RideShare Rental rents cars to rideshare drivers, provides those drivers with insurance, and gives fleet operators a platform on which to rent their vehicles to the rideshare market. Their daily, weekly, and long-term rentals can be found in major cities like Los Angeles, San Francisco, San Diego, Dallas, Baltimore and now Sunny South Florida. New locations are opening each month across the United States. RideShare Rental is headquartered at 6600 Sunset Boulevard in Los Angeles, California.
RideShare Rentals most recent S-1 Registration statement filing can be found in the link below.

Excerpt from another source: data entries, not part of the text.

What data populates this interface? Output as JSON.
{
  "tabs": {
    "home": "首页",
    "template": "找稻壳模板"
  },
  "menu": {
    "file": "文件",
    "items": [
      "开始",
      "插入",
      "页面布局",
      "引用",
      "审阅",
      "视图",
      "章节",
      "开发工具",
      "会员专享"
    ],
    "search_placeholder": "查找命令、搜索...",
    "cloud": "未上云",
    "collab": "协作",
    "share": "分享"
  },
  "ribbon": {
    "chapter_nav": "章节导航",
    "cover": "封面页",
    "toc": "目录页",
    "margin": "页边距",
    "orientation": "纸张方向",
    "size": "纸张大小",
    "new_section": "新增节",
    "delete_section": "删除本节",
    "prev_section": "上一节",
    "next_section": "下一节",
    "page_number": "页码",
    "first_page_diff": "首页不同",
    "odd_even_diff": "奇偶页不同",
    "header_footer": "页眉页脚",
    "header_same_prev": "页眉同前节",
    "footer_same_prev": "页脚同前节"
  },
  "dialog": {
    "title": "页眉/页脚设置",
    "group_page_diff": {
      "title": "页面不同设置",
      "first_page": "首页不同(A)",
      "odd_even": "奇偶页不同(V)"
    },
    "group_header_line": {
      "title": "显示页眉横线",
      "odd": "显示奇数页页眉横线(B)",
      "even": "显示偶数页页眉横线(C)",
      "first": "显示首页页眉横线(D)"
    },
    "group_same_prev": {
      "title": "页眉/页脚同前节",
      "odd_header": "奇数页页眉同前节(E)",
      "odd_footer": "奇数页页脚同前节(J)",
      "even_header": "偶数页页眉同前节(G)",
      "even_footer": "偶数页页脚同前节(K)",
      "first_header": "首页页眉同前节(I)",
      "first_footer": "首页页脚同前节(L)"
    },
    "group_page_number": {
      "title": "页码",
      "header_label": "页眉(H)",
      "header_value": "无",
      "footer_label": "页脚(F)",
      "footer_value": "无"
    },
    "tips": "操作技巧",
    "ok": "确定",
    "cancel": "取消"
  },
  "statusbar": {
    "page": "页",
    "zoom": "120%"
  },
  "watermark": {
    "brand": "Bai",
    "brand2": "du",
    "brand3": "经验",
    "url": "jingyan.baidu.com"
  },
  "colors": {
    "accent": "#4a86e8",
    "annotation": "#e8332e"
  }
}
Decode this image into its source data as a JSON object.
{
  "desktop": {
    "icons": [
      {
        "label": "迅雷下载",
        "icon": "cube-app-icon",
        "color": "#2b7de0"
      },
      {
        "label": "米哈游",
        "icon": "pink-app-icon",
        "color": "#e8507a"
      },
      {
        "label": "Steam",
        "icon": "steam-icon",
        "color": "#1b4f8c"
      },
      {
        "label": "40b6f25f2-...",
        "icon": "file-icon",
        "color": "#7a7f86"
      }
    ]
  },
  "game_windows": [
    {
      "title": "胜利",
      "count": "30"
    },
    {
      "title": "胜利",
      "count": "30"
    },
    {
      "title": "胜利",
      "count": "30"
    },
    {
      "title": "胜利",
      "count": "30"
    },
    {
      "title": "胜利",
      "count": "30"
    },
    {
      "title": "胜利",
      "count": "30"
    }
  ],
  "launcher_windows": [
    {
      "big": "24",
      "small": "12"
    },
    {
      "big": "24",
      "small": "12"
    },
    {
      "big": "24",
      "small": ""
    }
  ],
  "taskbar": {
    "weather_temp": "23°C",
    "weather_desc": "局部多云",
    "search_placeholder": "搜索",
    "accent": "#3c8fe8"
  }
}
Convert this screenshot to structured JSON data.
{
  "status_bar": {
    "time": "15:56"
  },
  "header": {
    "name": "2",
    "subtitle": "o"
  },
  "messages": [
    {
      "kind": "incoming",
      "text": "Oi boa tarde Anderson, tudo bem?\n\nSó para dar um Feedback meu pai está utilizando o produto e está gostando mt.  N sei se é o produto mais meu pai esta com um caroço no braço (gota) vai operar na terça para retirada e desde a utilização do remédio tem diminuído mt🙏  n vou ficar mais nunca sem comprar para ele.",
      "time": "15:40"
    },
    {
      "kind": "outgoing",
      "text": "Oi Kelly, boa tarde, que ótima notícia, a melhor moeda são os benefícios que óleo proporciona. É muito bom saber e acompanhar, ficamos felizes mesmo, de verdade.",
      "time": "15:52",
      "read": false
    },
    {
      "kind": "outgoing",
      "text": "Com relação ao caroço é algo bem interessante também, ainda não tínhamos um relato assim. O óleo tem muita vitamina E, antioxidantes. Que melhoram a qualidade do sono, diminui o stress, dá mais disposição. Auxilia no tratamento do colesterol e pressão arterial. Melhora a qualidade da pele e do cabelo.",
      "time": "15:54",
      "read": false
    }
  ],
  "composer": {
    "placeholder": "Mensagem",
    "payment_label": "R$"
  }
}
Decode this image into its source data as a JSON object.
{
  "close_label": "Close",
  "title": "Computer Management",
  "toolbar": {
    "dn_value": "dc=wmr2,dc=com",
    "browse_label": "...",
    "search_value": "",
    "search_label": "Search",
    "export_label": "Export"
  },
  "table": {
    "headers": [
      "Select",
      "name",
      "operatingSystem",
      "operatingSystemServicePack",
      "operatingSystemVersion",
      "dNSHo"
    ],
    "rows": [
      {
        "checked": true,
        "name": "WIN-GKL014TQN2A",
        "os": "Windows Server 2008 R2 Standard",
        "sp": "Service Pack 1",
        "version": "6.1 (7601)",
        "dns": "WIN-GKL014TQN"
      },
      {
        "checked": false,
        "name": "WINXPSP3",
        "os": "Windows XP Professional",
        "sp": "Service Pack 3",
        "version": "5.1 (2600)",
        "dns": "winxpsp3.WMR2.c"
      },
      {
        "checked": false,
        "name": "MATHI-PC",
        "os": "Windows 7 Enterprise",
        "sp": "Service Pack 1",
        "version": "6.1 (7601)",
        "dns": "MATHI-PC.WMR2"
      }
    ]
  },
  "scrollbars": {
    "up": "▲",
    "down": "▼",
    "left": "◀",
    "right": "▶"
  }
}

https://www.nasdaq.com/markets/ipos/filing.ashx?filingid=13005469
https://www.ridesharerental.com/
About DNA Brands Inc.
DNA Brands is a Holding company. The primary asset of the company is the two-time award-winning energy drink line (DNA ENERGY). The flavors are citrus, lemon lime, citrus sugar free, and cranberry raspberry sugar free flavors under the DNA Energy drink brand name. At present, the company owns all the IP that developed the award-winning energy drink line. With the company's most recent fleet agreement, the company is transitioning its business to diversify its revenue stream.
DISCLAIMER
This press release contains statements that are "Forward-Looking" in nature (within the meaning of the Private Securities Litigation Reform Act of 1995, Section 27A of the Securities Act of 1993, as amended, and Section 21E of the Securities Exchange Act of 1934, as amended). All Statements regarding the Company's financial position, potential, business strategy, plans and objectives for future operations are Forward-Looking statements. Many of these statements contain words such as "goal," "aims," "may," "expect," "believe," "intend," "anticipate," "estimate," "continue," "would," "exceed," "should," "steady," "plan," "potential," "dramatic," and variations of such words and similar expressions identify Forward-Looking statements, but their absence does not mean that a statement is not a Forward-Looking statement. Because Forward -Looking statements involve future risks and uncertainties, there are many factors that could cause actual results to differ materially from those expressed or implied. The Company cannot predict the actual effect these factors will have on its results and many of the factors and their effects are beyond the Company's control. Any forward-looking statement made by the Company speaks only as of the date on which it is made. The Company is under no obligation to, and expressly disclaims any obligation to, update or alter its forward-looking statements, whether as a result of new information, subsequent events or otherwise. Given these uncertainties, you should not rely too heavily on these forward-looking statements.